O Estado pode obrigar a população a tomar vacina?

O Estado pode obrigar a população a tomar vacina?

O Estado pode obrigar a população a tomar vacina?

            O ano de 2020 realmente não está sendo um ano fácil para a população mundial, de forma particular para a brasileira, que, além de ter de lidar com as dificuldades costumeiras (infraestrutura precária, serviços de saúde problemáticos etc.), precisa enfrentar a insegurança gerada pela guerra de informações e por decisões governamentais supostamente fundadas na ciência em relação ao enfrentamento da pandemia do COVID-19.

            Nos últimos dias temos ouvido várias notícias sobre as vacinas, bem como sobre a vontade do governador de São Paulo de tornar obrigatória a vacinação contra o Sars-Cov-2. O Estado pode obrigar a população a tomar a vacina contra o COVID-19?

            Essa não é uma questão de simples resposta. Os defensores da vacinação obrigatória defendem a tese de que o bem coletivo (a saúde pública) está acima do direito individual de decidir tomar ou não a vacina. Porém, o poder público pode sempre utilizar o fundamento da saúde pública para obrigar a população?

            Acredito que não, devendo haver o preenchimento dos seguintes requisitos: segurança e eficácia.

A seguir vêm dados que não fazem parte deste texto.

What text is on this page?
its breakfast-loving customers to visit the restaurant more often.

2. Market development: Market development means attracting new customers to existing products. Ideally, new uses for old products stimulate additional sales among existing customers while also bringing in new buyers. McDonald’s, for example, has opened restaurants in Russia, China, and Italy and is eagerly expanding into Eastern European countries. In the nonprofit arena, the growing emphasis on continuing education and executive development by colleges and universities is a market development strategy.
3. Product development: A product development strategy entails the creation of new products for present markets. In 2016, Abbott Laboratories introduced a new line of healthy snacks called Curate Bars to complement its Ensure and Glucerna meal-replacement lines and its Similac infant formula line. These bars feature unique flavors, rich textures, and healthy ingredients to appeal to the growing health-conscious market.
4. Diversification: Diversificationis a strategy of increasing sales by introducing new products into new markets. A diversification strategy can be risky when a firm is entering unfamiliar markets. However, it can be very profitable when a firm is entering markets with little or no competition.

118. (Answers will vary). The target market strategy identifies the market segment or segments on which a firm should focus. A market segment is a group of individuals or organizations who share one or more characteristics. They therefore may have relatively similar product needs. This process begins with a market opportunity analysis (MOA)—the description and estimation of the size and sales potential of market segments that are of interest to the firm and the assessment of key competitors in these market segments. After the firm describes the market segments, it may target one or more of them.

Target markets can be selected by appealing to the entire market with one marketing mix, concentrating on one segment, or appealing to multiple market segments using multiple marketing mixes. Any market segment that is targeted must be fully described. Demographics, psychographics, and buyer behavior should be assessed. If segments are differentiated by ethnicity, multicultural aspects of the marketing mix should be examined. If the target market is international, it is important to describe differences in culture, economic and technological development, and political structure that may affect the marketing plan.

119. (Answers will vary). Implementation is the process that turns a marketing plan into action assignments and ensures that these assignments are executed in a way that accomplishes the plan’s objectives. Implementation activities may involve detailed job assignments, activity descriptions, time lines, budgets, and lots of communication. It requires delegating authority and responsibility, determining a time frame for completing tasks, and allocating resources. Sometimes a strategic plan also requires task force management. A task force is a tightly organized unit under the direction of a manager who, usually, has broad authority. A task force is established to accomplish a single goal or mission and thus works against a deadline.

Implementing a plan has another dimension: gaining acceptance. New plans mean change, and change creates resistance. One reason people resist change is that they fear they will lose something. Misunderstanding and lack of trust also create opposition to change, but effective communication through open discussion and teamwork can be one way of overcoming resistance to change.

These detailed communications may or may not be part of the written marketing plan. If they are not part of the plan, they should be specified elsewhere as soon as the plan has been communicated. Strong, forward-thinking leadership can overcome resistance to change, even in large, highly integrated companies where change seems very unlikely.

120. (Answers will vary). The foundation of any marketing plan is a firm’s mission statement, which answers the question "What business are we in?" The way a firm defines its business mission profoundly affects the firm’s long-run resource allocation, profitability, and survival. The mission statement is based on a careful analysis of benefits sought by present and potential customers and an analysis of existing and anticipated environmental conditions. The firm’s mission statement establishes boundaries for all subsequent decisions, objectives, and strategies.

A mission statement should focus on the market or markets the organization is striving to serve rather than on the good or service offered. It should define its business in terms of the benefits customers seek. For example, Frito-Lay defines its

            Se o poder público tiver o viés autoritário, defenderá a obrigatoriedade da vacinação em massa, independente da comprovação da segurança e da eficácia da vacina.

            Qual o tempo médio para a pesquisa e elaboração de uma vacina segura e eficaz? Como é de imaginar, a pesquisa e o desenvolvimento de uma vacina não é um processo fácil e rápido. O tempo médio para o desenvolvimento seguro de uma vacina é de 15 anos, de acordo com empresas farmacêuticas. Além do desafio técnico [várias fases (3 fases) de pesquisa e desenvolvimento], há os desafios econômicos e comerciais para a produção e distribuição da vacina para a população mundial.

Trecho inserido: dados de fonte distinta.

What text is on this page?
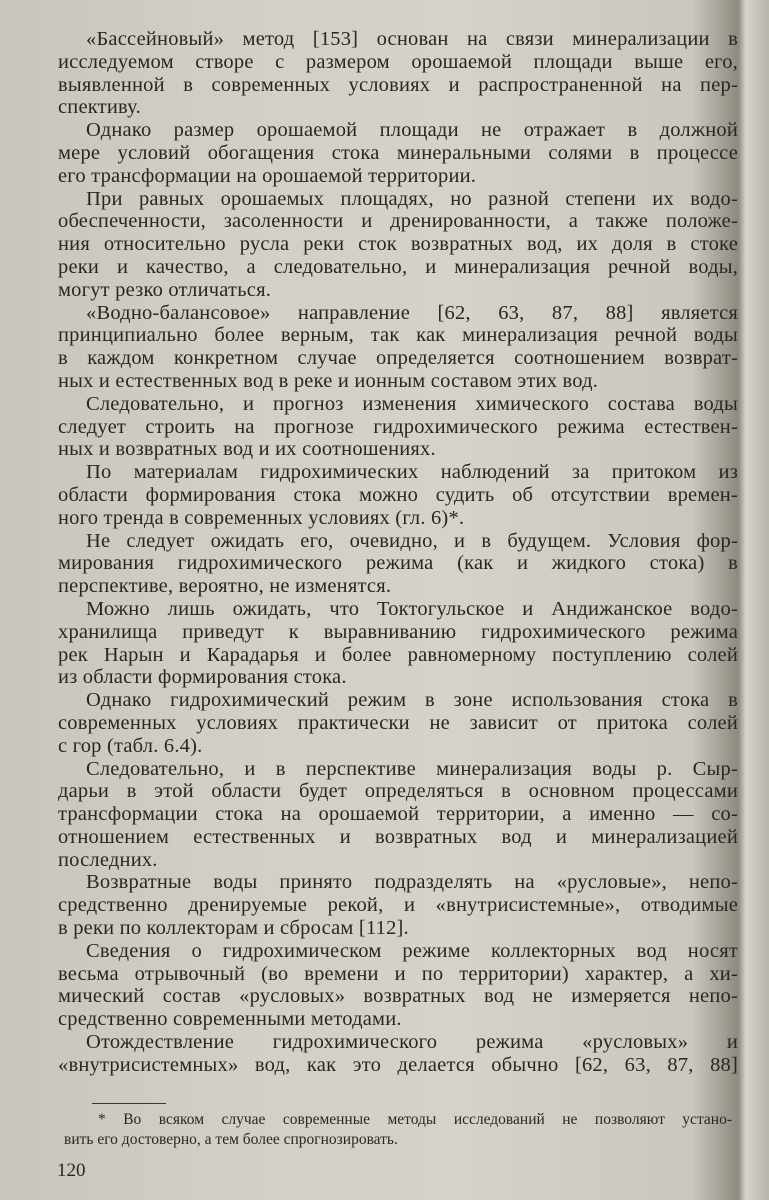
«Бассейновый» метод [153] основан на связи минерализации в
исследуемом створе с размером орошаемой площади выше его,
выявленной в современных условиях и распространенной на пер-
спективу.
Однако размер орошаемой площади не отражает в должной
мере условий обогащения стока минеральными солями в процессе
его трансформации на орошаемой территории.
При равных орошаемых площадях, но разной степени их водо-
обеспеченности, засоленности и дренированности, а также положе-
ния относительно русла реки сток возвратных вод, их доля в стоке
реки и качество, а следовательно, и минерализация речной воды,
могут резко отличаться.
«Водно-балансовое» направление [62, 63, 87, 88] является
принципиально более верным, так как минерализация речной воды
в каждом конкретном случае определяется соотношением возврат-
ных и естественных вод в реке и ионным составом этих вод.
Следовательно, и прогноз изменения химического состава воды
следует строить на прогнозе гидрохимического режима естествен-
ных и возвратных вод и их соотношениях.
По материалам гидрохимических наблюдений за притоком из
области формирования стока можно судить об отсутствии времен-
ного тренда в современных условиях (гл. 6)*.
Не следует ожидать его, очевидно, и в будущем. Условия фор-
мирования гидрохимического режима (как и жидкого стока) в
перспективе, вероятно, не изменятся.
Можно лишь ожидать, что Токтогульское и Андижанское водо-
хранилища приведут к выравниванию гидрохимического режима
рек Нарын и Карадарья и более равномерному поступлению солей
из области формирования стока.
Однако гидрохимический режим в зоне использования стока в
современных условиях практически не зависит от притока солей
с гор (табл. 6.4).
Следовательно, и в перспективе минерализация воды р. Сыр-
дарьи в этой области будет определяться в основном процессами
трансформации стока на орошаемой территории, а именно — со-
отношением естественных и возвратных вод и минерализацией
последних.
Возвратные воды принято подразделять на «русловые», непо-
средственно дренируемые рекой, и «внутрисистемные», отводимые
в реки по коллекторам и сбросам [112].
Сведения о гидрохимическом режиме коллекторных вод носят
весьма отрывочный (во времени и по территории) характер, а хи-
мический состав «русловых» возвратных вод не измеряется непо-
средственно современными методами.
Отождествление гидрохимического режима «русловых» и
«внутрисистемных» вод, как это делается обычно [62, 63, 87, 88]
* Во всяком случае современные методы исследований не позволяют устано-
вить его достоверно, а тем более спрогнозировать.
120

            A AIDS, também causada por vírus e que já atingiu milhões de pessoas desde a década de 1980, não tem vacina até a presente data. A vacina da dengue tem dificuldades relacionadas com a segurança, tendo causado mais mal do que a própria doença. A ANVISA mudou a indicação da vacina da dengue, recomendando que quem nunca foi infectado pelo vírus causador da doença não pode receber a vacina, pois pacientes que nunca foram contaminados pela dengue têm um risco maior de desenvolver quadros mais graves se tomarem a vacina e forem picados, depois, pelo mosquito aedes egipt contaminado pelo vírus.

            Vale destacar que são mais de 47 projetos em andamento no mundo todo, e, por razões evidentes (questão temporal), todos estão em fase inicial de desenvolvimento, segundo a Fiocruz.

            Recentemente, agora no mês de outubro de 2020, foi noticiada a morte de um voluntário (cobaia humana) brasileiro em teste de vacina de Oxford. Isso é um sinal de que, ao contrário do que noticiado na mídia, a fabricação de uma vacina segura e eficaz para uso em humano está ainda longe.

            Se é verdadeira a afirmação de que em nome da saúde pública é possível a obrigatoriedade da vacinação em massa da população, ainda mais o é que ninguém seja submetido, de forma obrigatória, a uma vacina sem comprovação de segurança e de eficácia.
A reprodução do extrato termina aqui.